Concentrated useful energy is nothing more than another form of mass/capital. What you are looking for in your ruminations and networking at at Cleantech is the equivalent of the speed of light - squared. Good luck!

Fred M. Strong

what a cheap shot at Gov.

what a cheap shot at Gov. Sarah Palin!! She is the only one among the other 3 men, that knows a little more about energy ..

I guess you have not heard about Biden's stand on clean Coal??

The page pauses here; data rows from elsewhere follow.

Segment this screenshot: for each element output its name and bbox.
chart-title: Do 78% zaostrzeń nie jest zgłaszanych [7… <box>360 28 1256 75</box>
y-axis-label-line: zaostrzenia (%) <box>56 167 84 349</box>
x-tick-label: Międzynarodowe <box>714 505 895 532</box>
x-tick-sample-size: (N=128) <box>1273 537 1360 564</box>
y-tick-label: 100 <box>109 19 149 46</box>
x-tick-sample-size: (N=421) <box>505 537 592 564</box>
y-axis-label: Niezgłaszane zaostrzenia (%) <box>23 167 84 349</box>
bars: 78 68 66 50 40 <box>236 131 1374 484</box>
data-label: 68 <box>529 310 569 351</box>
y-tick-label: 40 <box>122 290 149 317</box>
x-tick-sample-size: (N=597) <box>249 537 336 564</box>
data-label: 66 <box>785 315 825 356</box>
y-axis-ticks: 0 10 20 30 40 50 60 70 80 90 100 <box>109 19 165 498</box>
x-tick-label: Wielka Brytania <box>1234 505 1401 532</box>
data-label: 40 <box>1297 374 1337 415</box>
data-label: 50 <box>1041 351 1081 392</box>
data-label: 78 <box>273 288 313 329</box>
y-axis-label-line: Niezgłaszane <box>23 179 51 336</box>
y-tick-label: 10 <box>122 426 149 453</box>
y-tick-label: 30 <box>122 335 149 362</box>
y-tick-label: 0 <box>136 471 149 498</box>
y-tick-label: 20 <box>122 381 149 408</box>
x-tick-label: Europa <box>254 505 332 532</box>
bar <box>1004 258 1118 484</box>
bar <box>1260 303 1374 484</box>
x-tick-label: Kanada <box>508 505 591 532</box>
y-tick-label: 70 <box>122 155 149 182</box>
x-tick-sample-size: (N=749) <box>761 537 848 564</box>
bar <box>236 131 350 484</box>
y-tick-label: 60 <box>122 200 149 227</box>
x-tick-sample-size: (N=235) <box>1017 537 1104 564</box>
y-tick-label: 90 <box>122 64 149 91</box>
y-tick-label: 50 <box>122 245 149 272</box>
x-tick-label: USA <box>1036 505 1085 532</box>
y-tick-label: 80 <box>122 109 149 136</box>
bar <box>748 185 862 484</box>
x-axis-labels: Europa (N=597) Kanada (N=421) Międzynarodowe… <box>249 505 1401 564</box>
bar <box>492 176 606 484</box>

As a scientist Prof Schwartz

As a scientist Prof Schwartz should know that he must based his models of analyses, or theories on hard fact. But Prof. Schwarz is basing his theories on assumptions. And these assumptions seem to come from his state of mind. This is the problem with today's western consumer mindset. Since the mid 1960s we have fallen in love with our own desires and selfishness that it affects our judgement. He is even more absurd than Senator Palin. Senator Palin was born a Roman Catholic - and would have been educated that the Old Testament contained a lot of metaphors, as well as a history of the Jewish people before the birth of Jesus. She would have also been informed that evolution was the work of God, abd that the Book of Genesis is not accurate in the scientific sense, but is a metaphor for the birth of humanity, and the role of pride and humility in the human condition. She would have been taught the teachings of New Testament, concerning human living, are the guide for human happiness, and the basis of Christianity. She then became Evanelical, and chose to believe in the doctrine of Creationism. In the same way Prof Schwarz would have learned all about the scientific method. He would have been taught the importance of studying the empirical evidence. And the importance of compleetely discounting speculation, crowd thinking or his own inbuilt assumptions. But Prof Schwarz then seems to have discarded all of this training and gone for something even more ourtageous than Sarah Palin. This makes it interesting to see him making fun of Senator Palin. They are very alike, in their paths of intellectual digression. Both are fine human beings. But before any of us ask others to believe us, we should get our intellectual honesty in order. We must have the humility to see the facts. Which is probably where Religion and Science are supposed to meet !!!